Prediction Of Enhancer Rna Activity Levels From Chip-Seq-Derived Histone Modification Combinatorial Codes

Motivation: Transcription-regulatory elements (TREs) are critical modulators of gene transcription, with promoters and enhancers being major hubs for gene regulation. Of these, enhancers are distal regulatory elements, typically short 50-150 basepairs DNA regions and are identified via the large numbers of genomic regions displaying enhancer-like chromatin features, such as histone modifications at regulatory sites. Given that enhancers operate at sites vastly removed from their cognate genes, their computational prediction is challenging. While ChIP-seq datasets have been used to map out parts of the epigenome, only a fraction of predicted enhancers have been found to be functionally active. Thus, recent methods, such as GRO-seq, have been used to elucidate functionally active enhancers. However, GRO-seq data is sparse, being experimentally complex, and often at insufficient resolution. Hence, in this paper, we evaluate the ability of ChIP-seq data to predict the eRNA activity, as given by GRO-seq, using as inputs the signatures of key histone modifications that are known to be predictive of enhancers.
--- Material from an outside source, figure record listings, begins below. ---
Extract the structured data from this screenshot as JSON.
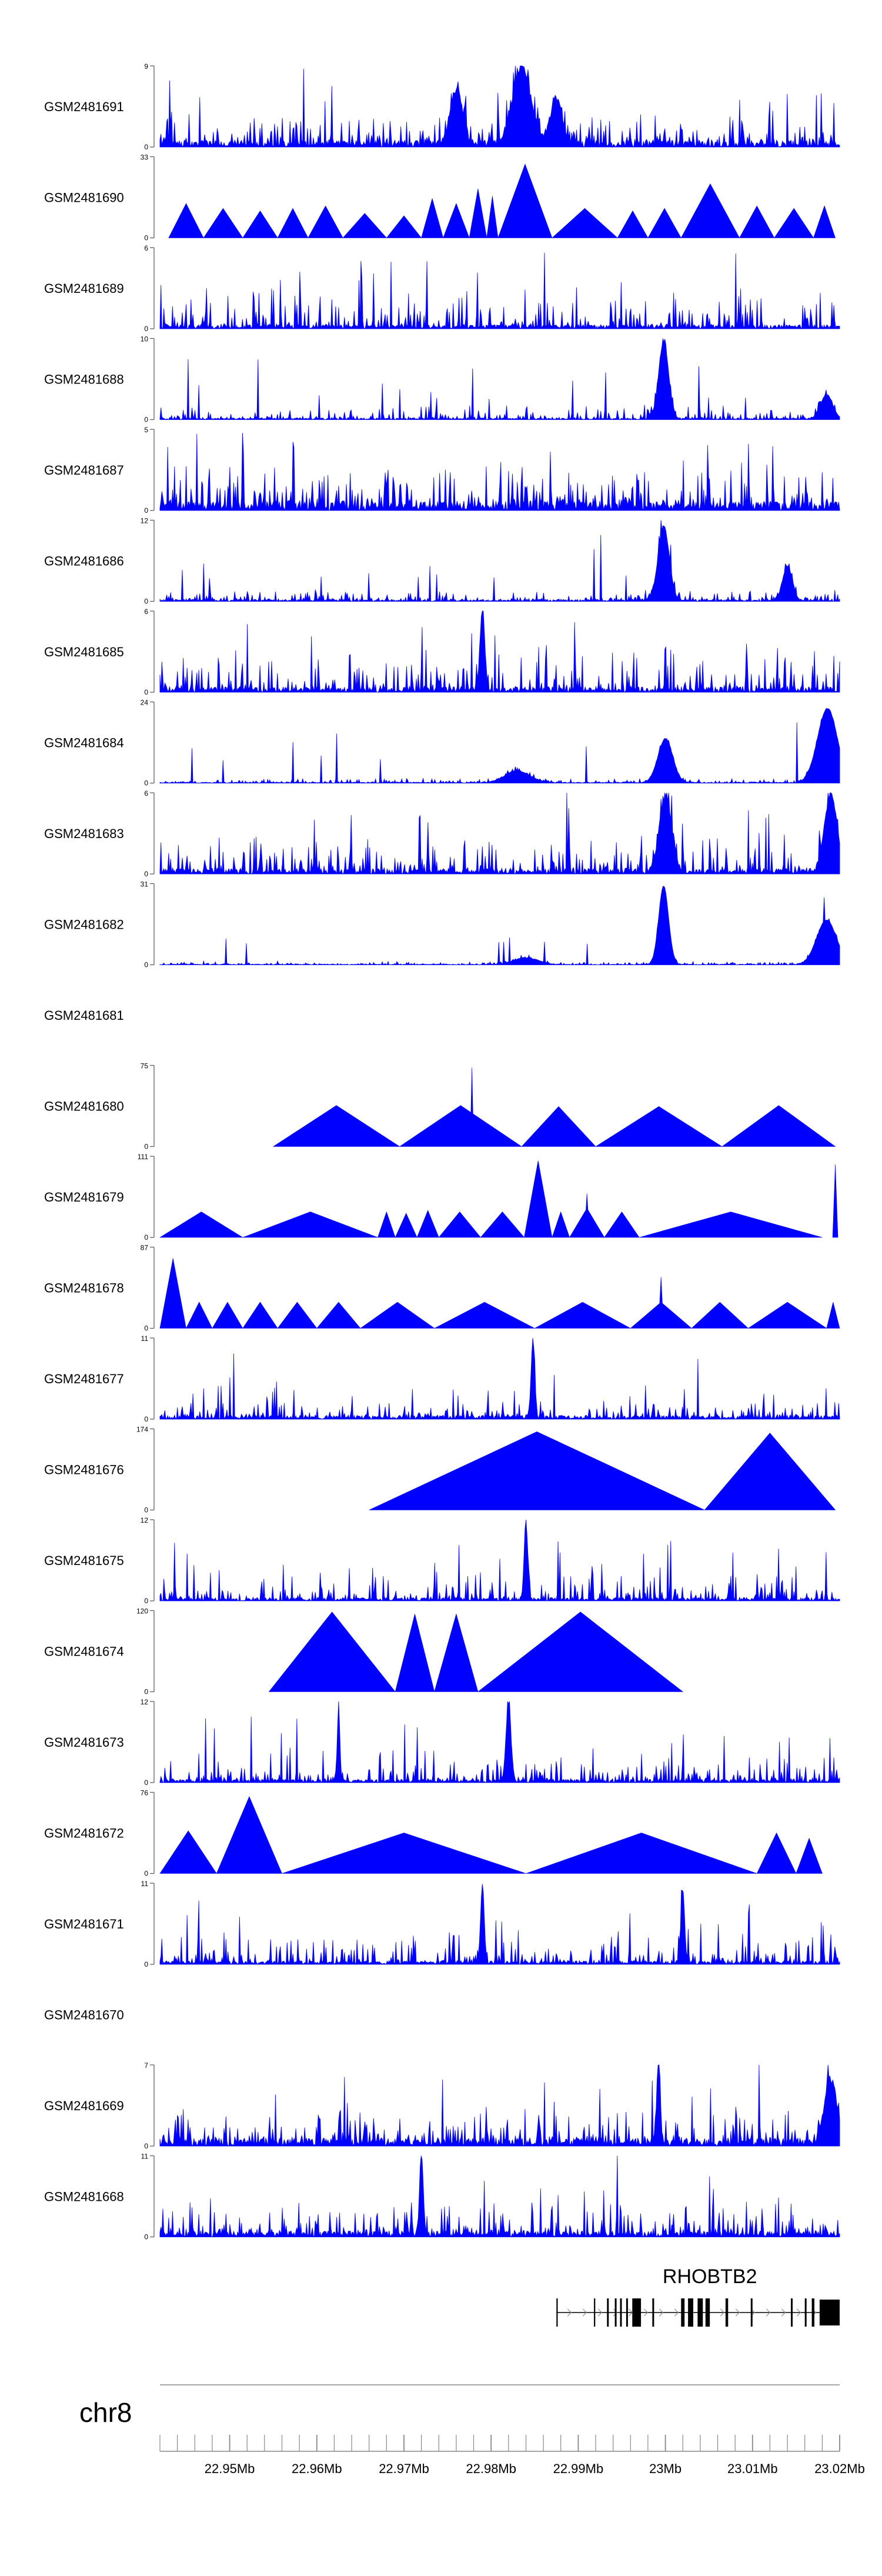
{
  "chart_data": {
    "type": "area",
    "title": "",
    "chromosome": "chr8",
    "x_axis": {
      "unit": "Mb",
      "xlim": [
        22.942,
        23.02
      ],
      "ticks": [
        22.95,
        22.96,
        22.97,
        22.98,
        22.99,
        23.0,
        23.01,
        23.02
      ],
      "tick_labels": [
        "22.95Mb",
        "22.96Mb",
        "22.97Mb",
        "22.98Mb",
        "22.99Mb",
        "23Mb",
        "23.01Mb",
        "23.02Mb"
      ]
    },
    "gene": {
      "name": "RHOBTB2",
      "start": 22.9875,
      "end": 23.02,
      "strand": "+",
      "exons": [
        [
          22.9875,
          22.98765
        ],
        [
          22.9918,
          22.99195
        ],
        [
          22.9933,
          22.9935
        ],
        [
          22.9942,
          22.9944
        ],
        [
          22.9948,
          22.995
        ],
        [
          22.9955,
          22.9957
        ],
        [
          22.9962,
          22.9972
        ],
        [
          22.9985,
          22.9987
        ],
        [
          23.0018,
          23.0022
        ],
        [
          23.0026,
          23.0032
        ],
        [
          23.0037,
          23.0043
        ],
        [
          23.0046,
          23.0051
        ],
        [
          23.0069,
          23.0072
        ],
        [
          23.0098,
          23.01
        ],
        [
          23.0144,
          23.0146
        ],
        [
          23.016,
          23.0162
        ],
        [
          23.0168,
          23.0171
        ],
        [
          23.0177,
          23.02
        ]
      ]
    },
    "series": [
      {
        "name": "GSM2481691",
        "ylim": [
          0,
          9
        ],
        "shape": "dense",
        "seed": 11,
        "base": 0.8,
        "noise": 1.6,
        "spikes": 30,
        "peaks": [
          [
            22.9835,
            8.5,
            0.0015
          ],
          [
            22.976,
            6.0,
            0.001
          ],
          [
            22.9875,
            5.0,
            0.001
          ]
        ]
      },
      {
        "name": "GSM2481690",
        "ylim": [
          0,
          33
        ],
        "shape": "triangles",
        "seed": 12,
        "tris": [
          [
            22.943,
            22.947,
            14
          ],
          [
            22.947,
            22.9515,
            12
          ],
          [
            22.9515,
            22.9555,
            11
          ],
          [
            22.9555,
            22.959,
            12
          ],
          [
            22.959,
            22.963,
            13
          ],
          [
            22.963,
            22.968,
            10
          ],
          [
            22.968,
            22.972,
            9
          ],
          [
            22.972,
            22.9745,
            16
          ],
          [
            22.9745,
            22.9775,
            14
          ],
          [
            22.9775,
            22.9795,
            20
          ],
          [
            22.9795,
            22.9808,
            17
          ],
          [
            22.9808,
            22.987,
            30
          ],
          [
            22.987,
            22.9945,
            12
          ],
          [
            22.9945,
            22.998,
            11
          ],
          [
            22.998,
            23.0018,
            12
          ],
          [
            23.0018,
            23.0085,
            22
          ],
          [
            23.0085,
            23.0125,
            13
          ],
          [
            23.0125,
            23.017,
            12
          ],
          [
            23.017,
            23.0195,
            13
          ]
        ]
      },
      {
        "name": "GSM2481689",
        "ylim": [
          0,
          6
        ],
        "shape": "dense",
        "seed": 13,
        "base": 0.3,
        "noise": 1.2,
        "spikes": 45,
        "peaks": []
      },
      {
        "name": "GSM2481688",
        "ylim": [
          0,
          10
        ],
        "shape": "dense",
        "seed": 14,
        "base": 0.2,
        "noise": 0.9,
        "spikes": 15,
        "peaks": [
          [
            22.9998,
            9.5,
            0.0008
          ],
          [
            23.0185,
            3.0,
            0.001
          ]
        ]
      },
      {
        "name": "GSM2481687",
        "ylim": [
          0,
          5
        ],
        "shape": "dense",
        "seed": 15,
        "base": 0.6,
        "noise": 1.4,
        "spikes": 40,
        "peaks": []
      },
      {
        "name": "GSM2481686",
        "ylim": [
          0,
          12
        ],
        "shape": "dense",
        "seed": 16,
        "base": 0.3,
        "noise": 0.9,
        "spikes": 14,
        "peaks": [
          [
            22.9998,
            11.0,
            0.0009
          ],
          [
            23.014,
            5.0,
            0.0008
          ]
        ]
      },
      {
        "name": "GSM2481685",
        "ylim": [
          0,
          6
        ],
        "shape": "dense",
        "seed": 17,
        "base": 0.4,
        "noise": 1.3,
        "spikes": 40,
        "peaks": [
          [
            22.979,
            5.8,
            0.0004
          ]
        ]
      },
      {
        "name": "GSM2481684",
        "ylim": [
          0,
          24
        ],
        "shape": "dense",
        "seed": 18,
        "base": 0.3,
        "noise": 0.7,
        "spikes": 8,
        "peaks": [
          [
            23.0,
            13.0,
            0.0012
          ],
          [
            23.0186,
            22.0,
            0.0016
          ],
          [
            22.983,
            3.5,
            0.002
          ]
        ]
      },
      {
        "name": "GSM2481683",
        "ylim": [
          0,
          6
        ],
        "shape": "dense",
        "seed": 19,
        "base": 0.4,
        "noise": 1.2,
        "spikes": 40,
        "peaks": [
          [
            23.0,
            5.5,
            0.001
          ],
          [
            23.019,
            5.8,
            0.001
          ]
        ]
      },
      {
        "name": "GSM2481682",
        "ylim": [
          0,
          31
        ],
        "shape": "dense",
        "seed": 20,
        "base": 0.3,
        "noise": 0.7,
        "spikes": 8,
        "peaks": [
          [
            22.9998,
            30.0,
            0.0008
          ],
          [
            23.0185,
            17.0,
            0.0016
          ],
          [
            22.984,
            2.5,
            0.002
          ]
        ]
      },
      {
        "name": "GSM2481681",
        "ylim": null,
        "shape": "empty"
      },
      {
        "name": "GSM2481680",
        "ylim": [
          0,
          75
        ],
        "shape": "triangles",
        "seed": 21,
        "tris": [
          [
            22.955,
            22.9695,
            38
          ],
          [
            22.9695,
            22.9835,
            38
          ],
          [
            22.9835,
            22.992,
            37
          ],
          [
            22.992,
            23.0065,
            37
          ],
          [
            23.0065,
            23.0195,
            38
          ]
        ],
        "peaks": [
          [
            22.9778,
            73,
            0.0002
          ]
        ]
      },
      {
        "name": "GSM2481679",
        "ylim": [
          0,
          111
        ],
        "shape": "triangles",
        "seed": 22,
        "tris": [
          [
            22.942,
            22.9515,
            35
          ],
          [
            22.9515,
            22.967,
            35
          ],
          [
            22.967,
            22.969,
            35
          ],
          [
            22.969,
            22.9715,
            33
          ],
          [
            22.9715,
            22.974,
            37
          ],
          [
            22.974,
            22.9788,
            35
          ],
          [
            22.9788,
            22.9838,
            35
          ],
          [
            22.9838,
            22.987,
            105
          ],
          [
            22.987,
            22.989,
            35
          ],
          [
            22.989,
            22.993,
            40
          ],
          [
            22.993,
            22.997,
            35
          ],
          [
            22.997,
            23.018,
            35
          ]
        ],
        "peaks": [
          [
            22.991,
            60,
            0.0003
          ],
          [
            23.0195,
            100,
            0.0003
          ]
        ]
      },
      {
        "name": "GSM2481678",
        "ylim": [
          0,
          87
        ],
        "shape": "triangles",
        "seed": 23,
        "tris": [
          [
            22.942,
            22.945,
            75
          ],
          [
            22.945,
            22.948,
            28
          ],
          [
            22.948,
            22.9515,
            28
          ],
          [
            22.9515,
            22.9555,
            28
          ],
          [
            22.9555,
            22.96,
            28
          ],
          [
            22.96,
            22.965,
            28
          ],
          [
            22.965,
            22.9735,
            28
          ],
          [
            22.9735,
            22.985,
            28
          ],
          [
            22.985,
            22.996,
            28
          ],
          [
            22.996,
            23.003,
            28
          ],
          [
            23.003,
            23.0095,
            28
          ],
          [
            23.0095,
            23.0185,
            28
          ],
          [
            23.0185,
            23.02,
            28
          ]
        ],
        "peaks": [
          [
            22.9995,
            55,
            0.0003
          ]
        ]
      },
      {
        "name": "GSM2481677",
        "ylim": [
          0,
          11
        ],
        "shape": "dense",
        "seed": 24,
        "base": 0.5,
        "noise": 1.3,
        "spikes": 25,
        "peaks": [
          [
            22.9848,
            10.5,
            0.0003
          ]
        ]
      },
      {
        "name": "GSM2481676",
        "ylim": [
          0,
          174
        ],
        "shape": "triangles",
        "seed": 25,
        "tris": [
          [
            22.966,
            23.0045,
            168
          ],
          [
            23.0045,
            23.0195,
            165
          ]
        ]
      },
      {
        "name": "GSM2481675",
        "ylim": [
          0,
          12
        ],
        "shape": "dense",
        "seed": 26,
        "base": 0.5,
        "noise": 1.8,
        "spikes": 40,
        "peaks": [
          [
            22.984,
            11.5,
            0.0003
          ]
        ]
      },
      {
        "name": "GSM2481674",
        "ylim": [
          0,
          120
        ],
        "shape": "triangles",
        "seed": 27,
        "tris": [
          [
            22.9545,
            22.969,
            118
          ],
          [
            22.969,
            22.9735,
            115
          ],
          [
            22.9735,
            22.9785,
            115
          ],
          [
            22.9785,
            23.002,
            118
          ]
        ]
      },
      {
        "name": "GSM2481673",
        "ylim": [
          0,
          12
        ],
        "shape": "dense",
        "seed": 28,
        "base": 0.5,
        "noise": 1.6,
        "spikes": 35,
        "peaks": [
          [
            22.982,
            11.5,
            0.0004
          ],
          [
            22.9625,
            11.0,
            0.0002
          ]
        ]
      },
      {
        "name": "GSM2481672",
        "ylim": [
          0,
          76
        ],
        "shape": "triangles",
        "seed": 29,
        "tris": [
          [
            22.942,
            22.9485,
            40
          ],
          [
            22.9485,
            22.956,
            72
          ],
          [
            22.956,
            22.984,
            38
          ],
          [
            22.984,
            23.0105,
            38
          ],
          [
            23.0105,
            23.015,
            38
          ],
          [
            23.015,
            23.018,
            33
          ]
        ]
      },
      {
        "name": "GSM2481671",
        "ylim": [
          0,
          11
        ],
        "shape": "dense",
        "seed": 30,
        "base": 0.5,
        "noise": 2.2,
        "spikes": 25,
        "peaks": [
          [
            22.979,
            10.5,
            0.0003
          ],
          [
            23.002,
            10.0,
            0.0003
          ]
        ]
      },
      {
        "name": "GSM2481670",
        "ylim": null,
        "shape": "empty"
      },
      {
        "name": "GSM2481669",
        "ylim": [
          0,
          7
        ],
        "shape": "dense",
        "seed": 31,
        "base": 0.7,
        "noise": 1.4,
        "spikes": 35,
        "peaks": [
          [
            22.9992,
            6.8,
            0.0003
          ],
          [
            23.019,
            5.5,
            0.001
          ]
        ]
      },
      {
        "name": "GSM2481668",
        "ylim": [
          0,
          11
        ],
        "shape": "dense",
        "seed": 32,
        "base": 0.8,
        "noise": 2.2,
        "spikes": 35,
        "peaks": [
          [
            22.972,
            10.8,
            0.0003
          ]
        ]
      }
    ]
  }
}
We implement two models with accurate performance for the entire range of eRNA activity, spanning 5 orders of magnitude, for the human embryonic stem cell type H1. We then perform a detailed comparison with a prior computational approach for (binary) enhancer activity classification.Results: Our best performing model is the Convolutional Neural Network (CNN)-based regression model, indicating that the epigenetic patterns are location invariant. We achieve an overall RMSE of 0.82 compared to the baseline's (ZeroR) 1.30. In the comparison with a prior approach, our model achieves AUC of 0.75 against the prior approach's 0.56.